I am a new Blender user with Maya background. For work reasons I am experimenting if there is a way to use bump/normal maps to create actual mesh for the purpose of 3D printing.

This is what the model originally looks like with base color and bump map on low resolution model.

I came across this thread on Reddit to use displacement modifier and plug in a texture map. But the mesh came out to be wonky looking like this. Any ideas for a way to go about it?

You might need some UV editing. Maybe you bumps and textures are misaligned.

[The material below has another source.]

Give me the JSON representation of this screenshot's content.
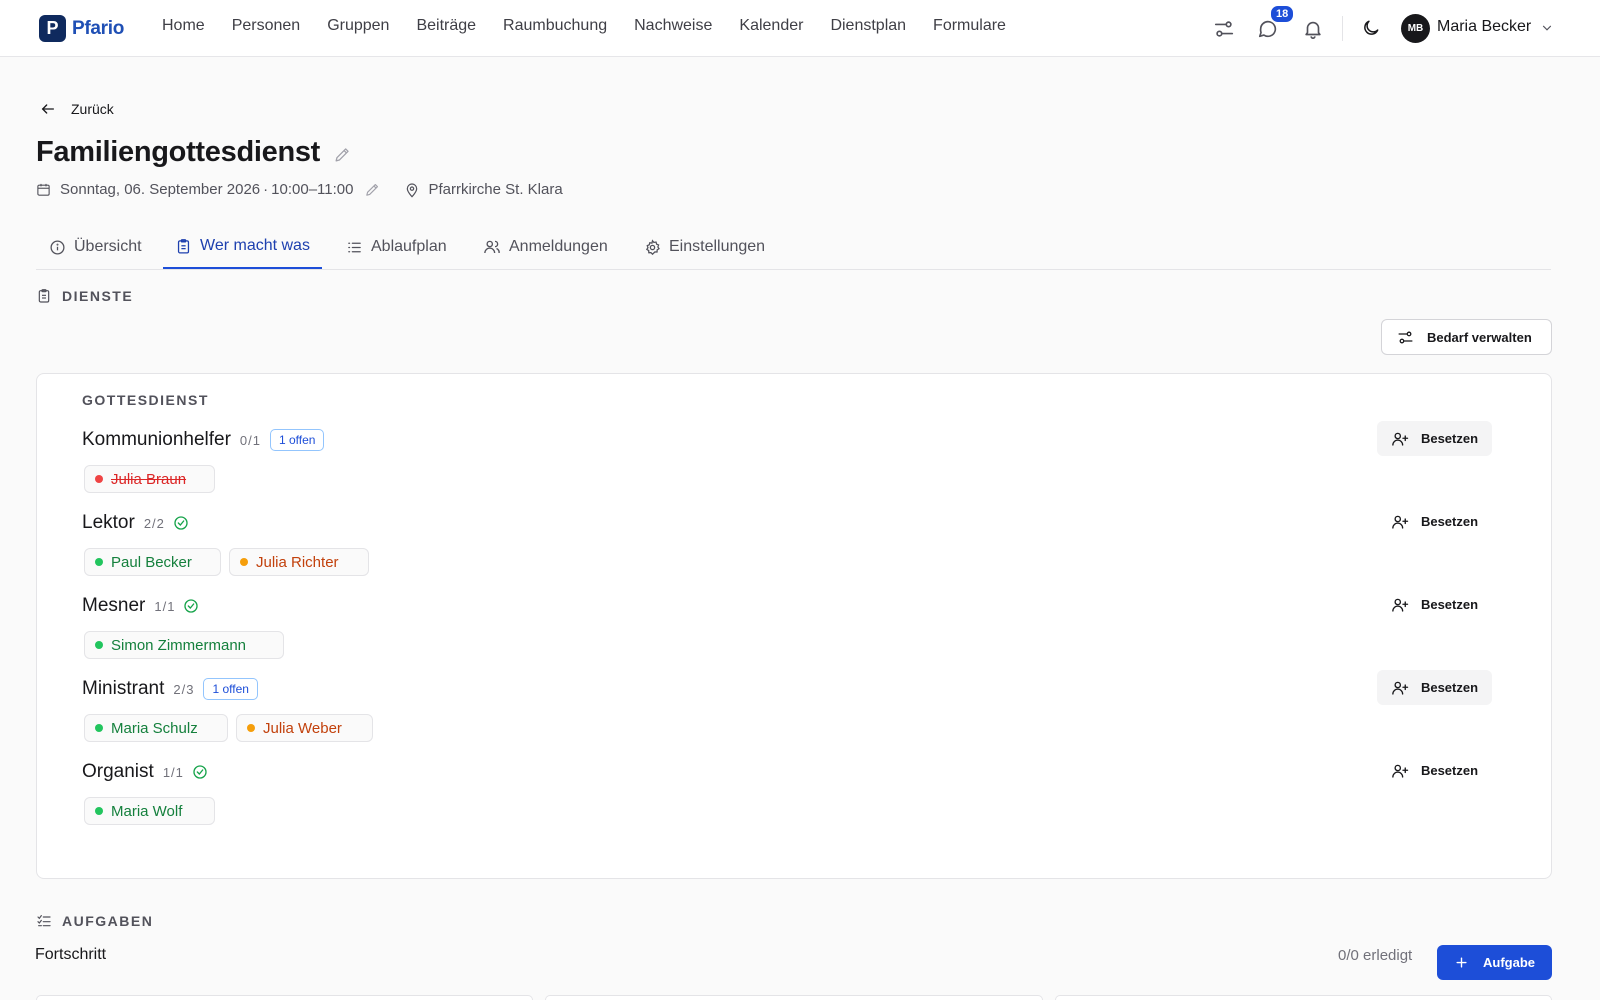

You can easily use the bump map as a displacement map. But it seams that you only have a normal map…
Normal maps don’t really have any depth information, and the only way to (kind of) extract depth from them requires some analisys.
In a normal map, you only have slopes. Lets say you have a line of pixels with different slopes, so we assume the first pixel starts at 0 and raises to some amount (sin(slope angle)*pixel_width), the second pixel lowers the depth by some other amount, etc. If you go through all pixels, you’ll get the bottom value and the upper value, and from those you can derivate all other depths. This however is prone to some errors, as normal maps don’t require that all slopes add to 0 («what goes up must come down» rule doesn’t apply to them).

Anyway, you might want to try any of the anwers in this BSE thread, and choose the one that best fit your object.

There seems to be a gimp Plugin, that can to this. But I have never tried it:

https://code.google.com/archive/p/gimp-normalmap/

I actually do have a bump map as well, but I get the same result somehow.

From the image, the Displace modifier has texture coordinates set to Local, try and swich to UV map.

It seems like this is the reason why it looks wonky! Thanks for the insight!

Glad you solved, let me say though that you should mark as solution what actually allowed you to solve, not your answer and thanksgiving; this would be of some help for future searches about the same issue.